If I know my child is allergic to bee stings should I be equally concerned about stings from other flying insects, such as wasps?
Bees are categorized in the Apidea family and wasps are in the family Vespidae; therefore, the allergens in the venom between these insect families are distinct enough that the risk of your child having a reaction to a wasp sting is low. On the other hand, a wasp allergic person is at a higher risk of a reaction to other insects in the Vespidae family (i.e., yellow jackets, hornets). The problem is most victims cannot identify the sting culprit and since sting-related reactions account for over 30 percent of life threatening cases in emergency departments, getting an accurate diagnosis is imperative. Many insect allergic patients receive venom shots from their allergist to prevent a subsequent reaction if they are stung again.
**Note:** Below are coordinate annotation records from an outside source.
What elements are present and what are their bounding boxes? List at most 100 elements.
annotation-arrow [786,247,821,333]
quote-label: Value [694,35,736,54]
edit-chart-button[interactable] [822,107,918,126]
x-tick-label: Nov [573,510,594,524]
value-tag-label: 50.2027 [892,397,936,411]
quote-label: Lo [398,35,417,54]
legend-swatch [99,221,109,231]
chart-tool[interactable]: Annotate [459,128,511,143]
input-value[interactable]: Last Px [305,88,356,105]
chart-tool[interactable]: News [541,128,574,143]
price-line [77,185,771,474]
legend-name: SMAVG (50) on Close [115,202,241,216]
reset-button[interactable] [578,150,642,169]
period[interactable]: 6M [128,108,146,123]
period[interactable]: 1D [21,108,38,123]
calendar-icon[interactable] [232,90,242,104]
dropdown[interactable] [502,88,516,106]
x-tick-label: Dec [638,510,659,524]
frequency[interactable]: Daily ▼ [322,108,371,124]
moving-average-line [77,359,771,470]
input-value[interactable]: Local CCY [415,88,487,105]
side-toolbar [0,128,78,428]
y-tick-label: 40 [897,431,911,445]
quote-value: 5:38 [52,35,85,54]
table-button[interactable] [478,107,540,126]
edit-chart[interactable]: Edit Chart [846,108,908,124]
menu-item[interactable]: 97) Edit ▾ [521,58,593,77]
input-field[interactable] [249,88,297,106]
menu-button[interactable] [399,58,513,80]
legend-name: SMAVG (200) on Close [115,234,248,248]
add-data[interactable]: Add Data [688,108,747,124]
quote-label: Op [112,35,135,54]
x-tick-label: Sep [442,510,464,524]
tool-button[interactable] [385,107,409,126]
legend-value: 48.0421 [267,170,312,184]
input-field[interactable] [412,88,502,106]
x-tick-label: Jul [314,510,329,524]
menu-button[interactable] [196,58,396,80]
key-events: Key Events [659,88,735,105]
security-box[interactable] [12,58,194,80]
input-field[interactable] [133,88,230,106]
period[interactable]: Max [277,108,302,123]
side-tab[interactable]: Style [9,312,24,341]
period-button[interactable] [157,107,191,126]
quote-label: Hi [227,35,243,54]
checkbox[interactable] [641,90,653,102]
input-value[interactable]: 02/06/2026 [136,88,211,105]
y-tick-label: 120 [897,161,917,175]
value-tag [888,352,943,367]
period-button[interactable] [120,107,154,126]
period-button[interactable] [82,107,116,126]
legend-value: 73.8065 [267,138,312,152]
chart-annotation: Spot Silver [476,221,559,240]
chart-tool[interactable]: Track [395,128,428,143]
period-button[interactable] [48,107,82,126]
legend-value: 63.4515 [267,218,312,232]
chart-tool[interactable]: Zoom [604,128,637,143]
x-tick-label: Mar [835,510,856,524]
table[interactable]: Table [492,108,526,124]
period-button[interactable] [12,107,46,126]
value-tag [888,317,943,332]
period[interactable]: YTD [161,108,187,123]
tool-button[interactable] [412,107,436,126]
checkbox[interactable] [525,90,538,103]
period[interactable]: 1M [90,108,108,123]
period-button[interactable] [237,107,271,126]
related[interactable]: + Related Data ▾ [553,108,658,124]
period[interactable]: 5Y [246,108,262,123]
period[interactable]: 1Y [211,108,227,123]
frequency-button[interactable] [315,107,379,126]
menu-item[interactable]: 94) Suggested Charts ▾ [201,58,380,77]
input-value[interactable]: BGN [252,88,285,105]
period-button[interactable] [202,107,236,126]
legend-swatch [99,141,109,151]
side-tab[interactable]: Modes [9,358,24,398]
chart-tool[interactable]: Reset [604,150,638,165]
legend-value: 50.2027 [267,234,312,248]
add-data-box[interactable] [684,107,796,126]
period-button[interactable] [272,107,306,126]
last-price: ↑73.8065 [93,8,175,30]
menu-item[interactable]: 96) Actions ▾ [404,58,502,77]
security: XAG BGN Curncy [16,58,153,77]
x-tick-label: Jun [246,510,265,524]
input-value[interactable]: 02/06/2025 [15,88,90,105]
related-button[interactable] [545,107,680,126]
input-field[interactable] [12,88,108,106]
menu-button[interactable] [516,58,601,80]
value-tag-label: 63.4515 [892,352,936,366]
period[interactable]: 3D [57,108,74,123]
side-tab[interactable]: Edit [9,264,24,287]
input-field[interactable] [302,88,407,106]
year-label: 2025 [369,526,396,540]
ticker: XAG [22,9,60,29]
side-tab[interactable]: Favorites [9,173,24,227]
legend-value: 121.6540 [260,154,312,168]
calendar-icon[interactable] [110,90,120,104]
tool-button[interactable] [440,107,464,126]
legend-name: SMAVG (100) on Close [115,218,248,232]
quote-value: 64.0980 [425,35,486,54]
When is allergy testing appropriate?
Allergic symptoms can range from minor discomfort to anaphylaxis (a potentially life-threatening reaction). By understanding the cause of a person’s symptoms, effective personalized treatment can be implemented with a scientifically based approached. Allergy tests, combined with a thorough medical history and physical examination can give invaluable information to what you are, and are not, allergic to. Testing done by an allergist is generally safe and effective for people of all ages, including infants. The allergen extracts used for testing meet the U.S. Food and Drug Administration (FDA) requirements. So, if you are one of the millions of people affected by spring time allergies, be prepared this season by visiting your local allergist/immunologist to help you feel better and live better.